The rise of color printmaking in France in the late Nineteenth Century is often attributed to a fascination with Japanese woodblock prints, which began to circulate in great numbers after the opening of Japan in 1854. But a closer look at the history of color printmaking in these two cultures reveals that the story is not so simple. Parallel traditions were flourishing in both France and Japan well before 1854. And, when the two cultures met, the channels of technical and aesthetic influence flowed in both directions, not merely from East to West.

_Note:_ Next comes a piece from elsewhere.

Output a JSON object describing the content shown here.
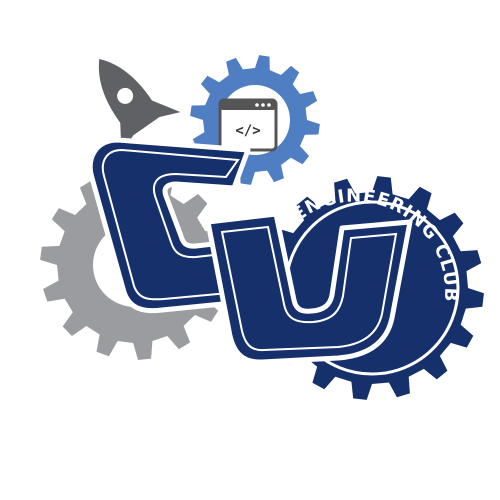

“By bringing together a selection of color prints from each culture over the course of two centuries, we hope to demonstrate how viewers in each locale became accustomed to a certain range of techniques and palettes that would then be challenged by the rapid influx of prints from the other side of the world in the latter half of the Nineteenth Century,” explain exhibition curators Chelsea Foxwell, assistant professor of art history at the University of Chicago, and Anne Leonard, Smart Museum curator and associate director of academic initiatives.
“Awash in Color” is organized into multiple sections that detail the parallel and intersecting developments in color printmaking in France and Japan from 1700 to 1915. This organization emphasizes a comparative approach to each tradition, allowing visitors to explore broad patterns of patronage; differences in woodblock, intaglio and lithographic techniques; and anxiety over the development of automated commercial processes that were a harbinger of a new modern age.
The works on view reveal a great variety of color palettes: from early woodcuts that were hand painted with vegetable dyes to later prints saturated with brilliant aniline colors. The exhibition likewise presents a wide range of subject matters, reflecting changes in the social landscape. Visitors will encounter prints depicting actors and the theater, beautiful women, landscapes, cityscapes, nobility, commoners, still life, botanicals, biblical stories, Parisian nightspots and more.
A related exhibition, “Renewal and Revision: Japanese Prints of the 1950s and 60s,” is on view through December 9. This intimate companion exhibition examines the resurgence and reassessment of Japanese printmaking in the first two decades after World War II, touching on developments in the sosaku hanga (“creative print”) movement and connections to Western avant-garde artistic movements.
“Awash in Color” is accompanied by an exhibition catalog illustrated in full color and will be available via the University of Chicago Press.